Kenanga Research & Investment

Scientex Berhad - 1HFY20 Within Expectations

kiasutrader
Publish date: Thu, 12 Mar 2020, 09:08 AM

1HFY20 core earnings of RM181.4m came in within our and consensus estimates at 47% and 46%, respectively. No dividends, as expected. All in, we lower FY20E CNP marginally by 2.5% imputing the challenging demand environment for manufacturing, and maintain FY21E CNP of RM474m. Maintain MARKET PERFORM but on a lower SoP derived TP of RM8.90 (from RM9.45) on lower earnings and valuations.

1HFY20 core net profit of RM181.4m came in well within our and consensus estimates at 47% and 46%, respectively. No dividends, as expected.

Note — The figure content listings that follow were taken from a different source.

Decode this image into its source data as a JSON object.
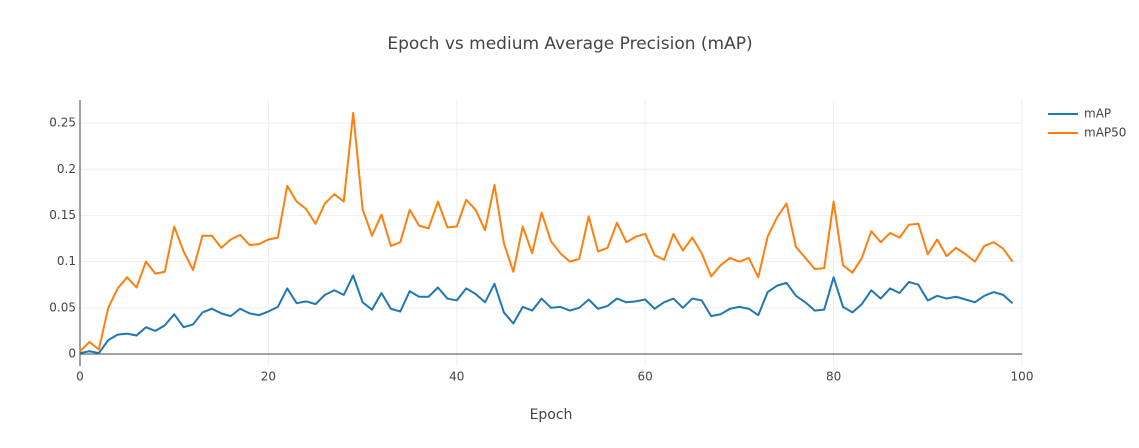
{
  "chart_data": {
    "type": "line",
    "title": "Epoch vs medium Average Precision (mAP)",
    "x_label": "Epoch",
    "x": [
      0,
      1,
      2,
      3,
      4,
      5,
      6,
      7,
      8,
      9,
      10,
      11,
      12,
      13,
      14,
      15,
      16,
      17,
      18,
      19,
      20,
      21,
      22,
      23,
      24,
      25,
      26,
      27,
      28,
      29,
      30,
      31,
      32,
      33,
      34,
      35,
      36,
      37,
      38,
      39,
      40,
      41,
      42,
      43,
      44,
      45,
      46,
      47,
      48,
      49,
      50,
      51,
      52,
      53,
      54,
      55,
      56,
      57,
      58,
      59,
      60,
      61,
      62,
      63,
      64,
      65,
      66,
      67,
      68,
      69,
      70,
      71,
      72,
      73,
      74,
      75,
      76,
      77,
      78,
      79,
      80,
      81,
      82,
      83,
      84,
      85,
      86,
      87,
      88,
      89,
      90,
      91,
      92,
      93,
      94,
      95,
      96,
      97,
      98,
      99
    ],
    "series": [
      {
        "name": "mAP",
        "color": "#1f77b4",
        "values": [
          0.001,
          0.003,
          0.001,
          0.015,
          0.021,
          0.022,
          0.02,
          0.029,
          0.025,
          0.031,
          0.043,
          0.029,
          0.032,
          0.045,
          0.049,
          0.044,
          0.041,
          0.049,
          0.044,
          0.042,
          0.046,
          0.051,
          0.071,
          0.055,
          0.057,
          0.054,
          0.064,
          0.069,
          0.064,
          0.085,
          0.056,
          0.048,
          0.066,
          0.049,
          0.046,
          0.068,
          0.062,
          0.062,
          0.072,
          0.06,
          0.058,
          0.071,
          0.065,
          0.056,
          0.076,
          0.045,
          0.033,
          0.051,
          0.047,
          0.06,
          0.05,
          0.051,
          0.047,
          0.05,
          0.059,
          0.049,
          0.052,
          0.06,
          0.056,
          0.057,
          0.059,
          0.049,
          0.056,
          0.06,
          0.05,
          0.06,
          0.058,
          0.041,
          0.043,
          0.049,
          0.051,
          0.049,
          0.042,
          0.067,
          0.074,
          0.077,
          0.063,
          0.056,
          0.047,
          0.048,
          0.083,
          0.051,
          0.045,
          0.054,
          0.069,
          0.06,
          0.071,
          0.066,
          0.078,
          0.075,
          0.058,
          0.063,
          0.06,
          0.062,
          0.059,
          0.056,
          0.063,
          0.067,
          0.064,
          0.055
        ]
      },
      {
        "name": "mAP50",
        "color": "#ff7f0e",
        "values": [
          0.003,
          0.013,
          0.005,
          0.05,
          0.071,
          0.083,
          0.072,
          0.1,
          0.087,
          0.089,
          0.138,
          0.111,
          0.091,
          0.128,
          0.128,
          0.115,
          0.124,
          0.129,
          0.118,
          0.119,
          0.124,
          0.126,
          0.182,
          0.165,
          0.157,
          0.141,
          0.163,
          0.173,
          0.165,
          0.261,
          0.157,
          0.128,
          0.151,
          0.117,
          0.121,
          0.156,
          0.139,
          0.136,
          0.165,
          0.137,
          0.138,
          0.167,
          0.156,
          0.134,
          0.183,
          0.12,
          0.089,
          0.138,
          0.109,
          0.153,
          0.122,
          0.109,
          0.1,
          0.103,
          0.149,
          0.111,
          0.115,
          0.142,
          0.121,
          0.127,
          0.13,
          0.107,
          0.102,
          0.13,
          0.112,
          0.126,
          0.109,
          0.084,
          0.096,
          0.104,
          0.1,
          0.104,
          0.083,
          0.127,
          0.148,
          0.163,
          0.116,
          0.104,
          0.092,
          0.093,
          0.165,
          0.096,
          0.088,
          0.104,
          0.133,
          0.121,
          0.131,
          0.126,
          0.14,
          0.141,
          0.108,
          0.124,
          0.106,
          0.115,
          0.108,
          0.1,
          0.117,
          0.121,
          0.114,
          0.1
        ]
      }
    ],
    "xlim": [
      0,
      100
    ],
    "xticks": [
      0,
      20,
      40,
      60,
      80,
      100
    ],
    "ylim": [
      -0.013,
      0.275
    ],
    "yticks": [
      0,
      0.05,
      0.1,
      0.15,
      0.2,
      0.25
    ],
    "grid": true,
    "legend": "top-right"
  }
}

Results’ highlight. YoY-Ytd, top-line jumped by 21% from contribution in both segments with the plastic manufacturing segment (+17%), driven by higher sales, while the property segment revenue (+34%) was up on ongoing recognitions for projects in Johor, Melaka, Selangor and Perak. EBIT margin improved (+2.4ppt) for the manufacturing segment on increased product efficiency and better product mix. All in, CNP was up by 44%. QoQ, top-line was up by 4% mainly driven by stronger property segment (+15%) on higher recognitions while the manufacturing segment was rather flattish (+1%). However, due to EBIT margin improvement (+1.9ppt) due to reasons mentioned above, CNP was up by 22%.

Outlook. SCIENTX’s manufacturing segment is focused on ramping up utilisation, targeting c.75% over the next few years (vs. c.70% currently), mostly from its BOPP plant and Arizona plant in the United States. Growth is premised on gradual improvement in utilisation rate for the manufacturing segment, and on launches of RM1.1-1.3b in FY20-21 for the property segment.

Earnings largely unchanged. We lower FY20E CNP marginally by 2.5% for now to RM376m on lower manufacturing sales to be conservative in light of challenging market environment arising from the Covid-19 situation, while FY21E CNP remains unchanged at RM474m. Unbilled sales of RM750m provides <1 year of visibility. FY20-21 dividends of 21.1-26.6 sen are based on its payout ratio of 30% implying yields of 2.4-3.0%.

Maintain MARKET PERFORM but on a lower TP to RM8.90 (from RM9.45) on FY20E valuations Our TP is based on our FY20E SoP valuation with; (i) unchanged PER of 10.0x for the Property segment, which is on par with Johor-exposed peers given SCIENTX’s exposure in the challenging Johor market, and (ii) a lower 15x (from 16.0x) applied PER for the manufacturing segment which is at a 9% discount compared to SLP’s applied PER given its lower margin of 9% vs. 15%, but above TGUAN (11.0x PER) given its strong earnings growth. We will continue to monitor the situation closely and may look to up our valuations for the manufacturing segment once concerns of Covid-19 and the challenging market conditions abate. Maintain MARKET PERFORM as we believe we have priced in most foreseeable risks for now.

Risks to our call include; (i) higher/lower-than-expected resin cost, (ii) stronger/weaker product demand from overseas, (iii) stronger/weaker than-expected property sales, and (iv) foreign currency risk from weakening Ringgit.